Modesitt details how the the Federal Circuit created the job duties exclusion more than a decade ago in the case of Wills v. Department of Agriculture (1998). The case involved an employee in the Department of Agriculture who reported to his supervisor that a number of farms he had investigated were not complying with a government soil-protection program. The supervisor disagreed with the employee’s findings and overruled him on 6 of the 7 cases. The employee complained about the decision and later claimed that he was retaliated against for his comments. When the case was heard by the Federal Circuit, the court decided that the employees comments did not put him “at personal risk for the benefit of the public good.” As such, the court ruled that his comments could not “constitute a protected disclosure under the [Whistleblowers Protection Act (WPA)].” In later cases involving disclosures made by federal employees, the courts further limited the protection afforded to them for their whistleblower activities.
As a result of these limitations, employees involved in investigation work who then report wrongdoing within their agency are currently only protected in two situations. Those situations are “(1) where the disclosure is made outside of normal reporting channels and (2) where the disclosure is not one that is normally a part of the job.” These protections are very limited in scope and encourage employees to report wrongdoing to outside sources instead of those within their agency. By limiting the protection of employees to cases where a issue was reported to an outside source, employees are encouraged to forgo reporting instances of wrongdoing to their supervisors and, instead, speak to outside sources. This can create a feeling of distrust between employers and employees that is not conducive to a healthy work environment.
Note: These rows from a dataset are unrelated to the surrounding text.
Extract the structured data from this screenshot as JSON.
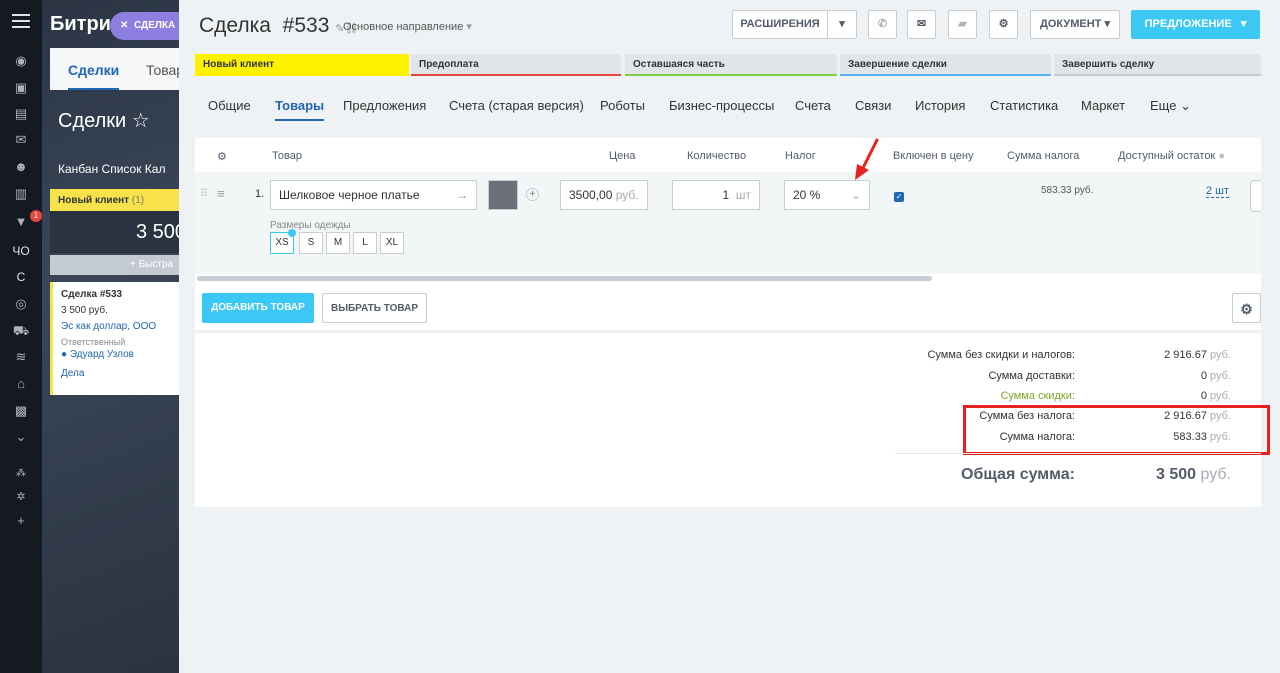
{
  "background": {
    "brand": "Битрик",
    "tabs": [
      "Сделки",
      "Товар"
    ],
    "title": "Сделки",
    "views": "Канбан  Список  Кал",
    "column": {
      "name": "Новый клиент",
      "count": "(1)",
      "sum": "3 500",
      "quick": "+ Быстра"
    },
    "card": {
      "title": "Сделка #533",
      "price": "3 500 руб.",
      "company": "Эс как доллар, ООО",
      "responsible_label": "Ответственный",
      "responsible": "Эдуард Узлов",
      "link": "Дела"
    },
    "rail_badge": "1",
    "rail_text": [
      "ЧО",
      "С"
    ]
  },
  "close_label": "СДЕЛКА",
  "header": {
    "title": "Сделка",
    "number": "#533",
    "direction": "Основное направление",
    "buttons": {
      "extensions": "РАСШИРЕНИЯ",
      "document": "ДОКУМЕНТ",
      "offer": "ПРЕДЛОЖЕНИЕ"
    }
  },
  "stages": [
    {
      "label": "Новый клиент",
      "color": "#fff200"
    },
    {
      "label": "Предоплата",
      "color": "#e5473d"
    },
    {
      "label": "Оставшаяся часть",
      "color": "#7bd144"
    },
    {
      "label": "Завершение сделки",
      "color": "#55b4f5"
    },
    {
      "label": "Завершить сделку",
      "color": "#c6cdd3"
    }
  ],
  "tabs": [
    "Общие",
    "Товары",
    "Предложения",
    "Счета (старая версия)",
    "Роботы",
    "Бизнес-процессы",
    "Счета",
    "Связи",
    "История",
    "Статистика",
    "Маркет",
    "Еще"
  ],
  "products": {
    "headers": {
      "product": "Товар",
      "price": "Цена",
      "qty": "Количество",
      "tax": "Налог",
      "included": "Включен в цену",
      "tax_sum": "Сумма налога",
      "stock": "Доступный остаток"
    },
    "row": {
      "index": "1.",
      "name": "Шелковое черное платье",
      "price": "3500,00",
      "price_cur": "руб.",
      "qty": "1",
      "unit": "шт",
      "tax": "20 %",
      "included": true,
      "tax_sum": "583.33 руб.",
      "stock": "2 шт",
      "sizes_label": "Размеры одежды",
      "sizes": [
        "XS",
        "S",
        "M",
        "L",
        "XL"
      ],
      "selected_size": "XS"
    }
  },
  "actions": {
    "add": "ДОБАВИТЬ ТОВАР",
    "choose": "ВЫБРАТЬ ТОВАР"
  },
  "totals": {
    "no_discount_tax_label": "Сумма без скидки и налогов:",
    "no_discount_tax_value": "2 916.67",
    "delivery_label": "Сумма доставки:",
    "delivery_value": "0",
    "discount_label": "Сумма скидки:",
    "discount_value": "0",
    "no_tax_label": "Сумма без налога:",
    "no_tax_value": "2 916.67",
    "tax_label": "Сумма налога:",
    "tax_value": "583.33",
    "currency": "руб.",
    "total_label": "Общая сумма:",
    "total_value": "3 500",
    "total_currency": "руб."
  },
  "colors": {
    "accent": "#3bc8f5",
    "link": "#2066b0",
    "discount": "#80a72a",
    "highlight": "#e5221d"
  }
}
Although the job duties exclusion was once only used in cases involving federal employees, Modesitt argues that a drastic change has occurred. An increasing number of employers have, with some success, argued that the exclusion should apply to employees in both the public and private sectors. To prevent the application of this exclusion to non-federal employees, Modesitt ends her article by offering two ways in which the issue can be handled. She states that Congress should amend the WPA to protect public and private sector employees and that state level legislatures should amend the whistleblower protection statutes in their own states. By employing these two solutions, she believes that whistleblowers will be able to, once again engage, in the “legitimate reporting of unlawful activity” without limitations that too severely constrict their speech.